Solopos.com, KARANGANYAR--Semerbak aroma durian langsung menusuk hidung saat memasuki Balai Desa Matesih, Kecamatan, Matesih, Kabupaten Karanganyar, Sabtu (8/3/2014). Pagi itu, puluhan buah durian berjejer rapi di atas meja.

Buah durian dari berbagai ukuran kecil hingga besar terjajar dengan beragam warna daging yang tersaji di atas meja. Terlihat tim juri tengah sibuk melakukan penilaian terhadap buah durian yang ada di atas meja.

Mereka satu per satu mencicipi buah durian tersebut. Sementara yang lainnya mengecek tekstur daging buah durian. “Di lihat tekstur dan rasa duriannya. Apakah manis, pahit atau hambar,” ujar salah satu tim juri, Margono kepada Solopos.com.

Margono terlihat begitu serius mencicipi satu per satu buah durian tersebut. Dengan merasakan rasa buah durian itu, Margono menilai durian mana yang memiliki cita rasa kuat.

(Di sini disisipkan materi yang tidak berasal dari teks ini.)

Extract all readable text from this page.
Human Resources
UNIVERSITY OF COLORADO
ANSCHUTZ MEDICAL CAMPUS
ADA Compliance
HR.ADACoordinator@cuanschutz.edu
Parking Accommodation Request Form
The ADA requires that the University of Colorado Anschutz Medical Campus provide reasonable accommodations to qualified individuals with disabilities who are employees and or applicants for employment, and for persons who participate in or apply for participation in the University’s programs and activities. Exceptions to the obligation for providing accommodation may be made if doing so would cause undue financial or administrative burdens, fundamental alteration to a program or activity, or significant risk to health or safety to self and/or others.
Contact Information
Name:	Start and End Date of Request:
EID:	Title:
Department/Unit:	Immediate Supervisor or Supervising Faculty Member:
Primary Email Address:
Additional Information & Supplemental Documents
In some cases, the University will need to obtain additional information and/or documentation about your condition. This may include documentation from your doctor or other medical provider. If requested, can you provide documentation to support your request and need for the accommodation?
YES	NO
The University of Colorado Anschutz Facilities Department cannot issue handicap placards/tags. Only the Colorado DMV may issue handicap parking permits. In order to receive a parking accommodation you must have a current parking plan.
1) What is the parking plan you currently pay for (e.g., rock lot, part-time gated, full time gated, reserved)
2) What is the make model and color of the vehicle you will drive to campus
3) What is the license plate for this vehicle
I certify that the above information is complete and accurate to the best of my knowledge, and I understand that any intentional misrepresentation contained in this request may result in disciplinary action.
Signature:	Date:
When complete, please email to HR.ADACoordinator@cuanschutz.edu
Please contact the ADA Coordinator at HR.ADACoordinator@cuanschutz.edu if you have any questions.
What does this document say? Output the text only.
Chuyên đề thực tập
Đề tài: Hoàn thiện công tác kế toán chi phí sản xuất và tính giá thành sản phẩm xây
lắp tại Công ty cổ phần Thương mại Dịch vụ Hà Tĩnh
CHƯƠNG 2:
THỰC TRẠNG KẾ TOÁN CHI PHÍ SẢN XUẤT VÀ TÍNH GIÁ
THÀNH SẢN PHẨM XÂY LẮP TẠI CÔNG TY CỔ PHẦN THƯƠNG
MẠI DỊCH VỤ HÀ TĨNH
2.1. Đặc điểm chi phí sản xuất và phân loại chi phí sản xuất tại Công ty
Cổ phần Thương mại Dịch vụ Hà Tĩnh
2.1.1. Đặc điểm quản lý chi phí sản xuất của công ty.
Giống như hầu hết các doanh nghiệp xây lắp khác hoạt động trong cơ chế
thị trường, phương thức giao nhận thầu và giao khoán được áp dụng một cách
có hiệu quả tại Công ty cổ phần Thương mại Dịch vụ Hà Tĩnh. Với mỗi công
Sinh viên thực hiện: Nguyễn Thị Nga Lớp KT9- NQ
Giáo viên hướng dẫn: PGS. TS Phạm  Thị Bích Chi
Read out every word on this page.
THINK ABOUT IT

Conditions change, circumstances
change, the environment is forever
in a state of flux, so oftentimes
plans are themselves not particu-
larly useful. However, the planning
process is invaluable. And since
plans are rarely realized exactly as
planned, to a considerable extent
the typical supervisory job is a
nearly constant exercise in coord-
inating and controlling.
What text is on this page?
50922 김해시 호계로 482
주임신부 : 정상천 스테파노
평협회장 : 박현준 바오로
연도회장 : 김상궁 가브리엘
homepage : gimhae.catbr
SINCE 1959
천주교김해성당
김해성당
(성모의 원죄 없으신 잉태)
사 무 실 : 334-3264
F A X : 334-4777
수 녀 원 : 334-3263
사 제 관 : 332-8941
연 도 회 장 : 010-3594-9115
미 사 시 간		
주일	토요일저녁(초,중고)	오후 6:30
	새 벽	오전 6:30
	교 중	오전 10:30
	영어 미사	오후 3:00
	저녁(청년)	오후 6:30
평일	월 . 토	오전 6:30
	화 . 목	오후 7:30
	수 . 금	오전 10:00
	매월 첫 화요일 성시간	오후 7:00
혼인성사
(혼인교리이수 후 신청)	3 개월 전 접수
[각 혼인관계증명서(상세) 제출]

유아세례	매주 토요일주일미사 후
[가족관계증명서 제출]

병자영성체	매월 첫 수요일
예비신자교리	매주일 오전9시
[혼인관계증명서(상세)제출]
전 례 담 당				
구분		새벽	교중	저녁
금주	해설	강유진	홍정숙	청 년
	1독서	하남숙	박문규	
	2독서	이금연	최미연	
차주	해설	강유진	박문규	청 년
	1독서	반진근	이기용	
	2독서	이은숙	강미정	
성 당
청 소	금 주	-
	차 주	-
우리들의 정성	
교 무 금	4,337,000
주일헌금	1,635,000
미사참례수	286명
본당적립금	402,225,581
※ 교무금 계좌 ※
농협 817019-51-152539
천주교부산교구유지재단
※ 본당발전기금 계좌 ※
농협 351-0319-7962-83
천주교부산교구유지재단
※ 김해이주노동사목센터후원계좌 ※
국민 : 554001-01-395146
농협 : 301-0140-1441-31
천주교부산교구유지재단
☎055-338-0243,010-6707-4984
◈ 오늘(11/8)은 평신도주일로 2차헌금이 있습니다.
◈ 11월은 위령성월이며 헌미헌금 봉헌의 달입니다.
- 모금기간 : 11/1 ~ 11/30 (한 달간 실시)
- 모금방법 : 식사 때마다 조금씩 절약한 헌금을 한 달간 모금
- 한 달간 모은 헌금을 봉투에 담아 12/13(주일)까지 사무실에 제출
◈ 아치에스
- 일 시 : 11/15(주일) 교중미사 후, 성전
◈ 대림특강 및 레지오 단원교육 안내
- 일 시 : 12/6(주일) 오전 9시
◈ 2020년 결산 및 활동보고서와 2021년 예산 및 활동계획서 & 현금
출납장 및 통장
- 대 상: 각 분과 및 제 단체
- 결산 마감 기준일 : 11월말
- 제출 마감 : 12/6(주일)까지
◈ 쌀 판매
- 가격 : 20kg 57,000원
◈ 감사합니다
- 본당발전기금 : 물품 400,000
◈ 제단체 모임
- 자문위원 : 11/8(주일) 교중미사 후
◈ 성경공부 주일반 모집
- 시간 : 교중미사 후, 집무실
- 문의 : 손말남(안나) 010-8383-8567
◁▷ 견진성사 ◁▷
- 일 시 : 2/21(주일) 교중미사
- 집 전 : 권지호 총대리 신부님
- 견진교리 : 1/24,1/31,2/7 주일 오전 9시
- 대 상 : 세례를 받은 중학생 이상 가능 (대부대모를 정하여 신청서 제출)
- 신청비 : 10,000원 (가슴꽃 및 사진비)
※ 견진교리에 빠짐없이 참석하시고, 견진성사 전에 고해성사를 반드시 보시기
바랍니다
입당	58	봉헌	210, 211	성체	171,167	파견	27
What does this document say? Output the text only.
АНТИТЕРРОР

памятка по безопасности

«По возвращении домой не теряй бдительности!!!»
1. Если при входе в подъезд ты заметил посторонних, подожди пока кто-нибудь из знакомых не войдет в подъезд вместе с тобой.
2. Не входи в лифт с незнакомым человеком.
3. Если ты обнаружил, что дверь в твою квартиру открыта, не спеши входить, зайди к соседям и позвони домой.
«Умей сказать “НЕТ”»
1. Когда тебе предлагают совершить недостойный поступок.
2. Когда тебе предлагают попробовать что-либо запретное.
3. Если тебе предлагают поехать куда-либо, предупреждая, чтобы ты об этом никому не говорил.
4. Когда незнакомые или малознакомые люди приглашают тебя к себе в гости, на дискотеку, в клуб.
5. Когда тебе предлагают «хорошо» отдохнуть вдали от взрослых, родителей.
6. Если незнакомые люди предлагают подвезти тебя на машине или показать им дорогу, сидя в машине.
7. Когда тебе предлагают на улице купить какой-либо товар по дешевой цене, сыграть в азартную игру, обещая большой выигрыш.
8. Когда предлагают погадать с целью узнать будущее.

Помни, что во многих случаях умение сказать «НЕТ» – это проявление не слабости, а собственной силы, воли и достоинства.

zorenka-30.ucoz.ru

“Durian yang enak itu yang manis, manis pahit dan pahit. Kalau buat pemula durian enak itu yang manis, tapi kalau pecinta ya sukanya yang manis,” tuturnya.

Ya, untuk mengenalkan dan mempromosikan dan mengangkat durian lokal yang terdapat di Kabupaten Karanganyar, Kecamatan Matesih menggelar Festival Durian. Dalam kegiatan ini berbagai buah durian milik petani di 11 kecamatan yang merupakan sentra durian di Bumi Intanpasi unjuk gigi beradu kualitas  untuk menjadi yang terbaik.

Camat Matesih, Murdatmo, Festival Durian di Kecamatan Matesih ini diikuti 43 petani di 11 Kecamatan. Kegiatan ini bertujuan mencari kualitas terbaik dari jenis durian lokal di Kabupaten Karanganyar. Hal ini karena di Karanganyar, selain juga terdapat durian produk luar macam Kani dan Montong juga kaya akan beragam jenis lokal.

"Selain mengenalkan durian lokal, festival ini juga bertujuan untuk mencari durian lokal terbaik. Siapa tahu nantinya dapat dikembangkan sehingga menjadi brand durian lokal khas karanganyar,” ujarnya.